Like Baudelaire’s Parisian ragpicker, mobile man is also the prototype of the artist in the regeneration state. Obsessed with the debris of collapsing systems of taste, today’s bohème rehearses a preemptive impression of proletarianisation (‘white trash’) as a means of upward social mobility. Per cacus ad astra. The few become stars, the majority will be forced out of this new creative zone as they were previously forced out of nearby, now-gentrified, Shoreditch.

...the square should become a public forum, an outdoor living room for all the people of Hackney – Gross Max Architects

The mobile man, the precarious tenant and the artist are secretly aligned. If the square, or anywhere else in the fluid Hackney Zone of Exception, is ever going to approximate to ‘a public forum’, it will be as a self-instituted focus for the silent majority’s unwanted desires. Eli’s isolated last ditch stand against the forces of regeneration must become collective, interconnected and expansive.

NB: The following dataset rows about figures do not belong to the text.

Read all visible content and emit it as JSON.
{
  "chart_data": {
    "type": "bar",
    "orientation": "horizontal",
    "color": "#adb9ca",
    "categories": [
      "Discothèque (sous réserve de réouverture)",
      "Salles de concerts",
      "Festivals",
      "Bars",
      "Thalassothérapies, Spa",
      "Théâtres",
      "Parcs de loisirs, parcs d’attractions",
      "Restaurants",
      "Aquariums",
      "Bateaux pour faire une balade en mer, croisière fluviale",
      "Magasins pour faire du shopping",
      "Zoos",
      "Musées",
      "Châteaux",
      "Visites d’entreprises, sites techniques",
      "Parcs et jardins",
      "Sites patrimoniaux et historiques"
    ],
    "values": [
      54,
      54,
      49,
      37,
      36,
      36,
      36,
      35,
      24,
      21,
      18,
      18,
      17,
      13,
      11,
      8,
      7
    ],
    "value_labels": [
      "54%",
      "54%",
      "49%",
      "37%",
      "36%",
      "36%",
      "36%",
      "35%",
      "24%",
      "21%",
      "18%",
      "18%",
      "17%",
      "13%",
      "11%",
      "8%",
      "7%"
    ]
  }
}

Eli’s army will comprise all the ASBOs (anti-social behaviour orders) of the zone, all the refugees and untermenschen, from the hooded youth to the tramps to the tenants associations and those artists not satisfied with just recycling the entropy of the area, anyone who for their specific reasons cannot but revolt against this systematic shut down of urban space. Against the siege mentality of the gated communities and ‘affordable apartments’, a boundless, truly fluid and self-proliferating siege engine that spreads across the city like a plague.